Donations de biens futurs ou institutions contractuelles
Les institutions contractuelles sont généralement appelées "donations entre époux".
Il s'agit d'une convention, insérée dans le contrat de mariage, ou signée après le mariage, par laquelle les époux ou futurs époux règlent le sort de leurs biens en cas de décès de l'un d'entre eux.
Avant 1981, année de l'entrée en vigueur de la loi protégeant le conjoint survivant, et lui laissant notamment l'usufruit de tous les biens de la succession, cette convention était souvent utile pour protéger chacun des époux. Ils prévoyaient souvent qu'en cas de décès de l'un d'eux, le survivant recevrait la plus grosse partie des biens de la succession, soit en pleine propriété, soit en usufruit.

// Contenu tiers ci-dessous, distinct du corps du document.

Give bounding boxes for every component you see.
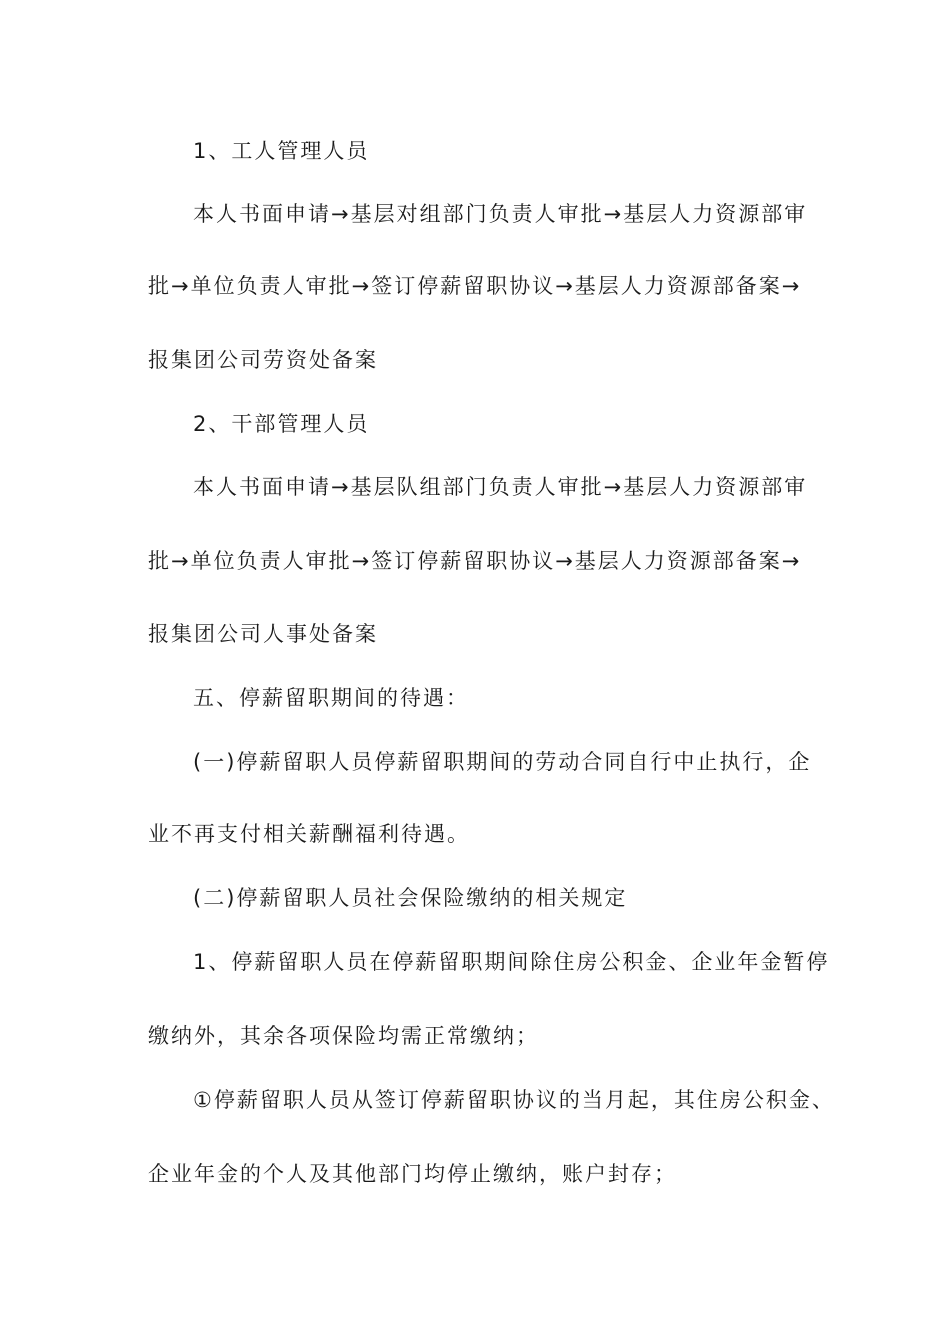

Maintenant le conjoint survivant reçoit l'usufruit sur l'ensemble de la succession (sauf disposition contraire). Dès lors, les époux signent de moins en moins souvent ce genre de clause, surtout quand les époux ont des enfants communs.
Attention à la révocabilité !
Comme toute donation, l'institution contractuelle, ou donation de biens à venir est toujours révocable unilatéralement. Toutefois, si elle a été insérée dans un contrat de mariage, elle ne peut être révoquée que de commun accord par les deux époux.
Ainsi, en cas de mésentente, les époux pourront la révoquer séparément si elle n'a pas été insérée dans un contrat de mariage. Dans le cas contraire, il faudra l'accord des deux.
Perte des avantages matrimoniaux
Le bénéfice d'une donation entre époux ou d'une institution contractuelle est considéré comme un "avantage matrimonial". Ainsi, dans le cas d'une procédure de divorce pour cause déterminée (à moins d'autres dispositions), celui contre qui le divorce est prononcé perdra le bénéfice de ces avantages, qui subsisteront pour celui qui aura "gagné" le divorce.
Ainsi, nous pouvons imaginer la situation de Jules et Henriette, qui se sont mariés en 1950, en prévoyant dans leur contrat de mariage que tous les biens reviendront au survivant. Ce couple n'a pas eu d'enfants, et en 1955, Henriette obtient le divorce aux torts exclusifs de son mari. Jules se remarie en 1960, avec Suzanne, qui lui a donné 3 enfants. Jules décède en 1995, et la première épouse, Henriette, qui n'a plus jamais entendu parler de Jules depuis plus de 40 ans, a pu faire valoir des droits dans la succession de Jules.